Thanks to the broadcasting magic of NumPy, the other operand need not be a Tensor, it can be a vanilla Python number. (We’ll open a whole other can of worms with broadcasting, but we’ll cross that bridge later.)

x = Tensor.ones(3, 4)
2 + x
Tensor([[3., 3., 3., 3.],
       [3., 3., 3., 3.],
       [3., 3., 3., 3.]])

Just like Scalars, we can apply functions to Tensors.

from mlfz.nn.tensor.functional import exp

x = Tensor(value=np.array([[1, 2], [3, 4]]))
exp(x)
Tensor([[ 2.71828183,  7.3890561 ],
       [20.08553692, 54.59815003]])

As a Tensor is essentially a wrapper over NumPy arrays, it has its own sum and mean methods, working identically to the original versions.

x = Tensor.ones(3, 4)
x.sum()
Tensor(12.)
x.sum(axis=0)
Tensor([3., 3., 3., 3.])
x.sum(axis=1)
Tensor([4., 4., 4.])
y = Tensor(np.array([[1, 2], [3, 4]]))
y.mean()
Tensor(2.5)
y.mean(axis=0)
Tensor([2., 3.])

Computational graphs with Tensors#

Just like most features, the graph-building is the same as well: it is dynamically built upon applying functions and operations.

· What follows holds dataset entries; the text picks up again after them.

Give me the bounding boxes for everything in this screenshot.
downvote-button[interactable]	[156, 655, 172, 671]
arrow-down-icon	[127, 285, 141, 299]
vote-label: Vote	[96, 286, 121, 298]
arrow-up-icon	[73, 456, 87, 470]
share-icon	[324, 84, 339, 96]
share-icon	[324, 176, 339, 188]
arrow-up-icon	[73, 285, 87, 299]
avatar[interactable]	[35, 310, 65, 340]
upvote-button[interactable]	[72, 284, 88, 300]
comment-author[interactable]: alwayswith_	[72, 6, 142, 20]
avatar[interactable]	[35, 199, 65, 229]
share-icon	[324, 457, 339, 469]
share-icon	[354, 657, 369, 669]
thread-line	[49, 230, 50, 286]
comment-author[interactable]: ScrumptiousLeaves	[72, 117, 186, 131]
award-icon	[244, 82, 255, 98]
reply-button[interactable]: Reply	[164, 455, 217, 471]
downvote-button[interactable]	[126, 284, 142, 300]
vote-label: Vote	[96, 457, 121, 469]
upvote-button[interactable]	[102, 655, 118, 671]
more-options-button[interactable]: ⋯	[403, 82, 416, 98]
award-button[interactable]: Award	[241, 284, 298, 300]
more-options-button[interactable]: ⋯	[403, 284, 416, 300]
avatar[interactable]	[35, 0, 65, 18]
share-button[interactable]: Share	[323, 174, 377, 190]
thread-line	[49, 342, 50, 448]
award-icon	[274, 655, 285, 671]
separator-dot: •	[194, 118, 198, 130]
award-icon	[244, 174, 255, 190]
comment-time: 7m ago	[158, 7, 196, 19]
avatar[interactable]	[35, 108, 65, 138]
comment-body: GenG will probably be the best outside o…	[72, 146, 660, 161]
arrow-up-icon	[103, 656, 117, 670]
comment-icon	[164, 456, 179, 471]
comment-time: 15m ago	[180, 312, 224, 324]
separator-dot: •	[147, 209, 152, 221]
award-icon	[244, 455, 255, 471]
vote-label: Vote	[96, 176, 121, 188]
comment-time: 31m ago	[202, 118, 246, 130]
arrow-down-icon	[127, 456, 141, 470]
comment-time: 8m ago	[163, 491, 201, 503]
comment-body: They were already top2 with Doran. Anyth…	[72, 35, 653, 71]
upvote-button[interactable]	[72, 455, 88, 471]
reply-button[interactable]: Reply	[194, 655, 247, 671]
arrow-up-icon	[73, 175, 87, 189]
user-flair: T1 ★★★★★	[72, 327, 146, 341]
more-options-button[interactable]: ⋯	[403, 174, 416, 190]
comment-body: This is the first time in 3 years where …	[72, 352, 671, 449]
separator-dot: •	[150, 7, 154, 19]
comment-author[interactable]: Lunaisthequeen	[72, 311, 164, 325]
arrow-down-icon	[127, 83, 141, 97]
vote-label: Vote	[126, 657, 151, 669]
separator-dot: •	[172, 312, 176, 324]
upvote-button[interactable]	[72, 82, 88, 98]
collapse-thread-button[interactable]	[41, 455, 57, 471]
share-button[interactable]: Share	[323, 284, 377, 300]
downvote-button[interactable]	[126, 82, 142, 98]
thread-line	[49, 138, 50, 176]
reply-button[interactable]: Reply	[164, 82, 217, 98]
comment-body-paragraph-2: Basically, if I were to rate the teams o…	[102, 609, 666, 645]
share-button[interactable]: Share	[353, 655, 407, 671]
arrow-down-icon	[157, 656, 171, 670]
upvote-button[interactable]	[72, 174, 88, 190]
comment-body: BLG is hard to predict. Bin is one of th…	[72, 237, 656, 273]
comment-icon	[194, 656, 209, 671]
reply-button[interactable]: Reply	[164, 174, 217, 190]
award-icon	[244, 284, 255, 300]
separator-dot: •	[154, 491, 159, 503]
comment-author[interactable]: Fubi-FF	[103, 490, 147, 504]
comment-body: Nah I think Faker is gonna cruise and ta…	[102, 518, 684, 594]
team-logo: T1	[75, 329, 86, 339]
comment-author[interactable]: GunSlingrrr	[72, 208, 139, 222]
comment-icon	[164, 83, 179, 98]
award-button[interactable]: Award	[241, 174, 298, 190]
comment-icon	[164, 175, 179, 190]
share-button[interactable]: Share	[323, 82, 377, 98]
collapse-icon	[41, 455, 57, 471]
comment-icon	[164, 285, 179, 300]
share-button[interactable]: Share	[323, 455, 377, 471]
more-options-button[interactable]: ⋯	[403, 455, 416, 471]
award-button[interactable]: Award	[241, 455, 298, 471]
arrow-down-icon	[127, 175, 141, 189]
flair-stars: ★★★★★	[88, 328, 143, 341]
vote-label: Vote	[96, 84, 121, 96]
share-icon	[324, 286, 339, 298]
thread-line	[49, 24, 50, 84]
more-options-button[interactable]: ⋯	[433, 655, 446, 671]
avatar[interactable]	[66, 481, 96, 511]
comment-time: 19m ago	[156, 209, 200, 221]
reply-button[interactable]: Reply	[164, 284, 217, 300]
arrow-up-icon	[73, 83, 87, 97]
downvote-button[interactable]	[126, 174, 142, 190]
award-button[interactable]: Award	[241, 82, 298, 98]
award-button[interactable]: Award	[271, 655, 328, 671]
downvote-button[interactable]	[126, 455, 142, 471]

from mlfz.nn.tensor.functional import sigmoid, tanh

x = Tensor.from_random(1, 3)
A = Tensor.from_random(3, 5)
B = Tensor.from_random(5, 1)

y = sigmoid(tanh(x @ A) @ B)
y
Tensor([[0.82274369]])
y.shape
(1, 1)

Again, the y.backward method calculates the gradient of y with respect to all nodes in the graph. As our nodes are tensors, the backwards gradient will be a tensor as well, with the shape matching the node’s shape.

y.backward()
x.backwards_grad
array([[0.09267923, 0.08430855, 0.09109362]])
A.backwards_grad
array([[0.01385932, 0.007838  , 0.00854733, 0.00027595, 0.02864256],
       [0.04586972, 0.02594114, 0.0282888 , 0.0009133 , 0.0947973 ],
       [0.02096891, 0.01185875, 0.01293196, 0.00041751, 0.04333568]])
B.backwards_grad
array([[0.04840085],
       [0.10909941],
       [0.12004132],
       [0.11893912],
       [0.07835384]])

In essence, tensors allow us to vectorize computational graphs, increasing the speed and simplicity like you wouldn’t believe. Let’s proceed to build one!